Ou encore, on peut s’interroger légitimement sur le rôle de notre école républicaine et gratuite dans la mobilité sociale (ascension et descension sociale par rapport à la position des parents). Autrement dit, la réussite sociale en Tunisie est-elle déterminée par l’origine sociale ? Une telle interrogation permettra à nos jeunes de s’interroger réellement sur leurs conditions pour mieux préserver leurs chances de réussite en mettant de leurs côtés tous les atouts nécessaires à leur succès plutôt que de sombrer dans le fatalisme et le désespoir.

Beaucoup d’autres thèmes (histoire du syndicalisme tunisien et des différents mouvements sociaux, la montée des inégalités en Tunisie inter et intra catégories socioprofessionnelles, etc.) pourraient être ainsi suggérés à nos jeunes élèves.

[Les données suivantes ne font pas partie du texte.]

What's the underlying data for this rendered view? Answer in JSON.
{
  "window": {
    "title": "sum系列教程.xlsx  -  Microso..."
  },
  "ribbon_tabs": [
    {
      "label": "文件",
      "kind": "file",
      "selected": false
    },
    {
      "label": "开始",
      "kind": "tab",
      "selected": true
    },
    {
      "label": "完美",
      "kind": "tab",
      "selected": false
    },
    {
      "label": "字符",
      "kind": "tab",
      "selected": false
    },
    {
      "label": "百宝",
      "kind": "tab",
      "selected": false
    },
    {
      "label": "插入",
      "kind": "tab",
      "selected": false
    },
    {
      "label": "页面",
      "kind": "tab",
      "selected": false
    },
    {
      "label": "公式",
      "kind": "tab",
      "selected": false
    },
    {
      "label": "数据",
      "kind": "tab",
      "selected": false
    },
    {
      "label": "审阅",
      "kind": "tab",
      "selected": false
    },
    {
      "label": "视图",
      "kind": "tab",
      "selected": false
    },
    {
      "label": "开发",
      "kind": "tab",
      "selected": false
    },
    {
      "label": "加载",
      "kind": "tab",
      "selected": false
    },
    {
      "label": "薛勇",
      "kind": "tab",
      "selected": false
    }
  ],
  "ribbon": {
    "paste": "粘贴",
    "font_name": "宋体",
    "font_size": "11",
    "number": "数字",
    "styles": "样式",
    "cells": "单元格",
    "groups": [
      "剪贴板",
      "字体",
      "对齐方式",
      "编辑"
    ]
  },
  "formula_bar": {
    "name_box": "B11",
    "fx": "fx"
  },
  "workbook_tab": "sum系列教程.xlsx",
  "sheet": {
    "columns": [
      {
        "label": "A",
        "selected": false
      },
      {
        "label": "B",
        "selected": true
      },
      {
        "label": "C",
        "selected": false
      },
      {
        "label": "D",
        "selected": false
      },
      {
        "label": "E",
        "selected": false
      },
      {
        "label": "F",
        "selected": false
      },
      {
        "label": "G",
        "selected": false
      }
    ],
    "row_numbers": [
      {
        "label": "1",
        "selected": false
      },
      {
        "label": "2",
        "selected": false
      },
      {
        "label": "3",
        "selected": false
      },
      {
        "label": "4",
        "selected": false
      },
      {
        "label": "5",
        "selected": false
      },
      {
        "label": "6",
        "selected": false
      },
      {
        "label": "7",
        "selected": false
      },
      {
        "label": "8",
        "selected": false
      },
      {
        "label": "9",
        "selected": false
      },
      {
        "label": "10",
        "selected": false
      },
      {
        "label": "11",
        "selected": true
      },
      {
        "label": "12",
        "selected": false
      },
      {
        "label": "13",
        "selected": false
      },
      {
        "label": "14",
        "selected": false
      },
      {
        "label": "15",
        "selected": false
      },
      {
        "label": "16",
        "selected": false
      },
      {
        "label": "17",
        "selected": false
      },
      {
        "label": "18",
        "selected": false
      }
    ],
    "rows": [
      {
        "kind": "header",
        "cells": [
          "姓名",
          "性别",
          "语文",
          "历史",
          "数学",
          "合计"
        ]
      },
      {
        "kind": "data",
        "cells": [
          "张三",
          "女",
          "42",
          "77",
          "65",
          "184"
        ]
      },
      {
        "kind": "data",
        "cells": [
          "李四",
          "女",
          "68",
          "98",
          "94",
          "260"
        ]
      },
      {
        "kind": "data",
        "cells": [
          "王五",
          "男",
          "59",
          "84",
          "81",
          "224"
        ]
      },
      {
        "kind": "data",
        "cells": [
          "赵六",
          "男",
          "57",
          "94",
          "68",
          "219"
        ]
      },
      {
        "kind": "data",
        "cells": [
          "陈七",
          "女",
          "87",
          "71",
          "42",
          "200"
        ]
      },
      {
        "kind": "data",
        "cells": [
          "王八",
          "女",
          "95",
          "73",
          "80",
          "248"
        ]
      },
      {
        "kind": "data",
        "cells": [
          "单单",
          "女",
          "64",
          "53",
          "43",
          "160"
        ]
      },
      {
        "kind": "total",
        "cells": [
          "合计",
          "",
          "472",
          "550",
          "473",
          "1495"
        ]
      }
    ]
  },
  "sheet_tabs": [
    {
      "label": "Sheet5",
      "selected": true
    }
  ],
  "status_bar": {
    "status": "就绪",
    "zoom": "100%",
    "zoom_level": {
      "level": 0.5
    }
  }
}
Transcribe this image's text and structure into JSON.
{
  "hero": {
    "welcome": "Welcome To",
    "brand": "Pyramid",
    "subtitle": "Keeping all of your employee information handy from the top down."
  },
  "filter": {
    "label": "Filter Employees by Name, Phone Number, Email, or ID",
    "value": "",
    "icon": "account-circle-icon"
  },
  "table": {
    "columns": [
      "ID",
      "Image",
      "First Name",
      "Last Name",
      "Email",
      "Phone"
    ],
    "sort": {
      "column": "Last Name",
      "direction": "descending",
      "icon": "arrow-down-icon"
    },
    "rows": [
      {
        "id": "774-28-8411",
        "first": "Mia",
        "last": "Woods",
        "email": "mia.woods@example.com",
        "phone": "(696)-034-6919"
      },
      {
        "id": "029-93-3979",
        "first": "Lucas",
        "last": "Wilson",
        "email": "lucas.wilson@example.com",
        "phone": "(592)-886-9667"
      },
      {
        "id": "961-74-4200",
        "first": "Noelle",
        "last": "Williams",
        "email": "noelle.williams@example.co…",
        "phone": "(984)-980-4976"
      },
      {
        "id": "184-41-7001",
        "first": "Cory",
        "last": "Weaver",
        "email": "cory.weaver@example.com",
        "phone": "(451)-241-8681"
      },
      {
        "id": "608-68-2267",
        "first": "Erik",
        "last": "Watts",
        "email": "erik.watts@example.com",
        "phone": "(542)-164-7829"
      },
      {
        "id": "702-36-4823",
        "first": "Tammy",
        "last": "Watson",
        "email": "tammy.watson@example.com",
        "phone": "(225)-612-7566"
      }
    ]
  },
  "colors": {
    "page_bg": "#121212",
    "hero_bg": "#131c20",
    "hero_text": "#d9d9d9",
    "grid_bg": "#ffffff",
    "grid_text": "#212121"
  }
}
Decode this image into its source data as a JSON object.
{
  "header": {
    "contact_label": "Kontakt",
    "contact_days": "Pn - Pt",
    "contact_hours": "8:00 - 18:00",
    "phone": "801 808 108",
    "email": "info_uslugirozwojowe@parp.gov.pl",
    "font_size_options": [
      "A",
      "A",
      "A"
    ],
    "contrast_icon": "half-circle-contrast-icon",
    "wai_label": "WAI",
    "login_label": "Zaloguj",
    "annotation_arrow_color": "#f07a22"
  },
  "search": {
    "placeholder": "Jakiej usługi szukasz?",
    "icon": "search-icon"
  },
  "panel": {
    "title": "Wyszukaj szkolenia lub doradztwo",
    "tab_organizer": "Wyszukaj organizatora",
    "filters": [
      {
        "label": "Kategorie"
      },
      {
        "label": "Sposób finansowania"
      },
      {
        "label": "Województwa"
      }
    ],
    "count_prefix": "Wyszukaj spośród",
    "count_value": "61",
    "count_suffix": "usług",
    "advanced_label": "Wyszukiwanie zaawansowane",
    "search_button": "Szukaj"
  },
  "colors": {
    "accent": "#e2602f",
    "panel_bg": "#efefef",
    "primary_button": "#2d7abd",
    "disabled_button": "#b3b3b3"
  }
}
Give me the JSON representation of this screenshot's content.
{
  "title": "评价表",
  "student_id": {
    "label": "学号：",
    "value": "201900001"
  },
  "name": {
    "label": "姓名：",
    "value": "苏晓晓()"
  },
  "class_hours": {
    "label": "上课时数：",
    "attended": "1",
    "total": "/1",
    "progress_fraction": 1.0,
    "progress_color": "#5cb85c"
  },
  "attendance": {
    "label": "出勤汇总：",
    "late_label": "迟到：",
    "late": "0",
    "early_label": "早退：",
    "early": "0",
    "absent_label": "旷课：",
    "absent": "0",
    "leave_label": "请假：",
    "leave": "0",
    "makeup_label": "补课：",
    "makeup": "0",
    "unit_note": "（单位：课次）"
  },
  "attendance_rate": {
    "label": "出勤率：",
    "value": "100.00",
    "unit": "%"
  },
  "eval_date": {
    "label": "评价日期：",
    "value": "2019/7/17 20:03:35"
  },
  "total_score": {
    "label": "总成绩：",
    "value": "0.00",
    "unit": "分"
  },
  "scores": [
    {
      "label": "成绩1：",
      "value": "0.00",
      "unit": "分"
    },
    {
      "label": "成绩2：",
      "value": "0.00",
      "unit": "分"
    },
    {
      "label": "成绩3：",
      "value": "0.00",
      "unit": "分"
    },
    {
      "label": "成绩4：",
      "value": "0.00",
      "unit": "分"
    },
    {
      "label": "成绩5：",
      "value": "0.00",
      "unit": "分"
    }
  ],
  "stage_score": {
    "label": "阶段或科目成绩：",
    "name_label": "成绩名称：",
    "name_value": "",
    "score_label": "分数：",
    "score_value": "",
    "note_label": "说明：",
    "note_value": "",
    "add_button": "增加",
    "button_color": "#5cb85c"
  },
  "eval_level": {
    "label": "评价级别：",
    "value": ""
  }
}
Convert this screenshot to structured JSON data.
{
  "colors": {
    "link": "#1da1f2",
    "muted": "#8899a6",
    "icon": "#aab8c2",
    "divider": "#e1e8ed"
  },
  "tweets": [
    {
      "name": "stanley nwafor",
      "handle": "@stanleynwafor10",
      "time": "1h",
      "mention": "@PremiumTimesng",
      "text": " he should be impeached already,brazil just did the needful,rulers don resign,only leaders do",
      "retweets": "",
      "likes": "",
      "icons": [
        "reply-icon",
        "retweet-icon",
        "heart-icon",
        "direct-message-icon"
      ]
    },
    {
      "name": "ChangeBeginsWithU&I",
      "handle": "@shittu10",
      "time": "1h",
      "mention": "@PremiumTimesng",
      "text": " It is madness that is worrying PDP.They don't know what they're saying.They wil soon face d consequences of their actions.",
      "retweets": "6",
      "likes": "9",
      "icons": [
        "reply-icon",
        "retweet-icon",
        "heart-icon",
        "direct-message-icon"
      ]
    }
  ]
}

L’enseignement de la sociologie, enrichi sur certains thèmes par des analyses économiques, va permettre aux élèves d’acquérir des connaissances de base qui sont souvent en rupture avec leurs connaissances spontanées (culture familiale). Ils apprendront les méthodes des enquêtes, la recherche des informations et la construction des données.

En clair, l’étude de l’environnement socioéconomique et sociopolitique doit aboutir à l’acquisition de savoirs structurants et de savoir-faire qui sont les conditions sine qua none pour comprendre d’une manière rationnelle la société dans laquelle ils vivent. Ainsi, on arrivera sans doute à mettre en déroute, sagement, le fanatisme, l’intégrisme et l’intolérance.

D’ailleurs, l’enseignement de la sociologie ne fera que renforcer leur foi. Une foi qui deviendra rationnelle et par conséquent inébranlable.

Veuillez agréer, monsieur le Ministre, mes salutations les plus distinguées.

* Professeur de sciences économiques et sociales.